The old king was dying.

The power that had once dwelt in his frame was gone, its only relic the knotted hands that once had been strong. His voice was dim and his face gone hollow-boned and stark. Now and again, when he raised his eyes, something of that old, imperious glare was in them; now and again, his voice had the snap of its old command. Oftener, though, it failed in mid-word, and men did not catch its meaning.

He spoke in a rasping whisper: “Where is my Elissa? I have not seen her today.”

His chancellor, who had been speaking of the captain who held the west, the levies that mustered to the north, and the lords that gathered to the city, went abruptly silent. It was another, a lesser counsellor, who said: “She is at the tower gate, Sire. She will come with news, soon.”

“I have not seen her today,” the old king said. His eyes, half-open, regarded them. “What news will she bring?”

The chancellor said, “My son sends his word to her word daily, Sire. She will have all the news that comes from the north.”

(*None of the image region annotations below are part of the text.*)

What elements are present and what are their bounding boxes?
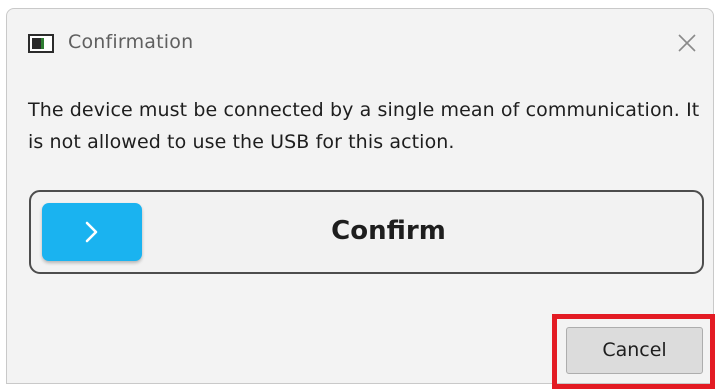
close-button[interactable] [673,29,701,57]
close-icon [678,34,696,52]
title-bar: Confirmation [7,9,713,71]
dialog-message: The device must be connected by a single… [28,99,700,153]
confirm-label: Confirm [331,216,446,246]
confirmation-dialog: Confirmation The device must be connecte… [6,8,715,389]
app-window-icon [28,34,54,53]
cancel-button[interactable]: Cancel [566,327,703,374]
confirm-button[interactable]: Confirm [29,190,704,274]
window-title: Confirmation [68,31,194,53]
page: Confirmation The device must be connecte… [0,0,716,389]
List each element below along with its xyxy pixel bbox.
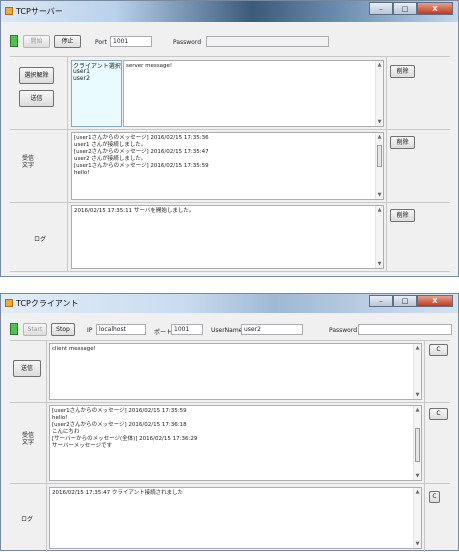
received-line: [user1さんからのメッセージ] 2016/02/15 17:35:36 (74, 135, 209, 141)
port-input[interactable]: 1001 (110, 36, 152, 47)
status-led-icon (10, 323, 18, 335)
start-button[interactable]: Start (23, 323, 47, 336)
delete-log-button[interactable]: 削除 (390, 209, 415, 222)
log-label: ログ (21, 516, 34, 523)
received-line: user2 さんが接続しました。 (74, 156, 147, 162)
log-label: ログ (34, 236, 47, 243)
scroll-down-icon[interactable]: ▼ (376, 192, 383, 198)
app-icon (5, 7, 13, 15)
received-line: [user2さんからのメッセージ] 2016/02/15 17:36:18 (52, 422, 187, 428)
message-text: server message! (126, 63, 173, 69)
clear-log-button[interactable]: C (429, 491, 440, 503)
stop-button[interactable]: Stop (51, 323, 75, 336)
ip-label: IP (87, 327, 93, 334)
list-item[interactable]: user1 (73, 68, 90, 75)
log-textarea[interactable]: 2016/02/15 17:35:11 サーバを開始しました。 (71, 205, 384, 269)
client-window: TCPクライアント – □ X Start Stop IP localhost … (0, 293, 459, 552)
received-label: 受信 文字 (22, 432, 35, 446)
delete-received-button[interactable]: 削除 (390, 136, 415, 149)
received-line: [user1さんからのメッセージ] 2016/02/15 17:35:59 (74, 163, 209, 169)
scroll-down-icon[interactable]: ▼ (414, 392, 421, 398)
password-label: Password (173, 39, 202, 46)
minimize-button[interactable]: – (369, 295, 393, 307)
username-input[interactable]: user2 (241, 324, 303, 335)
scroll-up-icon[interactable]: ▲ (376, 134, 383, 140)
received-line: user1 さんが接続しました。 (74, 142, 147, 148)
send-button[interactable]: 送信 (19, 90, 54, 107)
list-item[interactable]: user2 (73, 75, 90, 82)
username-label: UserName (211, 327, 243, 334)
received-line: [サーバーからのメッセージ(全体)] 2016/02/15 17:36:29 (52, 436, 198, 442)
scroll-up-icon[interactable]: ▲ (376, 207, 383, 213)
minimize-button[interactable]: – (369, 2, 393, 15)
received-line: [user2さんからのメッセージ] 2016/02/15 17:35:47 (74, 149, 209, 155)
message-input[interactable]: client message! (49, 343, 422, 400)
scroll-down-icon[interactable]: ▼ (376, 119, 383, 125)
received-scrollbar[interactable]: ▲ ▼ (413, 406, 421, 480)
password-label: Password (329, 327, 358, 334)
port-input[interactable]: 1001 (171, 324, 203, 335)
client-list[interactable]: クライアント選択 user1 user2 (71, 60, 122, 127)
received-textarea[interactable]: [user1さんからのメッセージ] 2016/02/15 17:35:36 us… (71, 132, 384, 200)
received-textarea[interactable]: [user1さんからのメッセージ] 2016/02/15 17:35:59 he… (49, 405, 422, 481)
log-scrollbar[interactable]: ▲ ▼ (375, 206, 383, 268)
client-title-bar[interactable]: TCPクライアント – □ X (1, 294, 458, 313)
status-led-icon (10, 35, 18, 47)
message-input[interactable]: server message! (123, 60, 384, 127)
delete-message-button[interactable]: 削除 (390, 65, 415, 78)
ip-input[interactable]: localhost (96, 324, 146, 335)
server-title-bar[interactable]: TCPサーバー – □ X (1, 1, 458, 22)
start-button[interactable]: 開始 (23, 35, 50, 48)
deselect-button[interactable]: 選択解除 (19, 67, 54, 84)
app-icon (5, 299, 13, 307)
scroll-down-icon[interactable]: ▼ (414, 473, 421, 479)
scroll-up-icon[interactable]: ▲ (414, 345, 421, 351)
port-label: Port (95, 39, 107, 46)
server-window: TCPサーバー – □ X 開始 停止 Port 1001 Password 選… (0, 0, 459, 277)
server-window-title: TCPサーバー (16, 7, 63, 16)
scroll-up-icon[interactable]: ▲ (414, 489, 421, 495)
message-scrollbar[interactable]: ▲ ▼ (413, 344, 421, 399)
scroll-up-icon[interactable]: ▲ (414, 407, 421, 413)
scroll-down-icon[interactable]: ▼ (414, 541, 421, 547)
scroll-thumb[interactable] (377, 145, 382, 167)
port-label: ポート (154, 329, 173, 336)
received-line: hello! (74, 170, 90, 176)
clear-received-button[interactable]: C (429, 408, 448, 420)
send-button[interactable]: 送信 (13, 360, 41, 377)
received-line: [user1さんからのメッセージ] 2016/02/15 17:35:59 (52, 408, 187, 414)
log-line: 2016/02/15 17:35:47 クライアント接続されました (52, 490, 184, 496)
stop-button[interactable]: 停止 (54, 35, 81, 48)
message-text: client message! (52, 346, 96, 352)
received-line: hello! (52, 415, 68, 421)
received-line: サーバーメッセージです (52, 443, 113, 449)
clear-message-button[interactable]: C (429, 344, 448, 356)
log-textarea[interactable]: 2016/02/15 17:35:47 クライアント接続されました (49, 487, 422, 549)
close-button[interactable]: X (417, 295, 453, 307)
password-input[interactable] (358, 324, 452, 335)
received-line: こんにちわ (52, 429, 80, 435)
maximize-button[interactable]: □ (393, 295, 417, 307)
close-button[interactable]: X (417, 2, 453, 15)
scroll-thumb[interactable] (415, 428, 420, 462)
log-scrollbar[interactable]: ▲ ▼ (413, 488, 421, 548)
received-scrollbar[interactable]: ▲ ▼ (375, 133, 383, 199)
maximize-button[interactable]: □ (393, 2, 417, 15)
log-line: 2016/02/15 17:35:11 サーバを開始しました。 (74, 208, 195, 214)
client-window-title: TCPクライアント (16, 299, 79, 308)
message-scrollbar[interactable]: ▲ ▼ (375, 61, 383, 126)
received-label: 受信 文字 (22, 155, 35, 169)
scroll-up-icon[interactable]: ▲ (376, 62, 383, 68)
scroll-down-icon[interactable]: ▼ (376, 261, 383, 267)
password-input[interactable] (206, 36, 329, 47)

“At the tower….” the old king said. “…she will look down to the way of kings to Zamora. What news from Zamora?”

Again, the chancellor hesitated. The other lord said: “My lord, there is no news from Zamora.”

“Then Zamora stands.”

“Aye, my lord.”

“Jaiko holds.”

“Aye, my lord.”

“–And Jalra the Younger gathers men in Vanaheym.”

His chancellor said, “He has sent all word of the latest levy, my lord. I have their numbers–”

The old man laid back his head. His eyes were a gray glint beneath the blue-veined lids. “Where is my Elissa? Send for her. I have not seen her today.”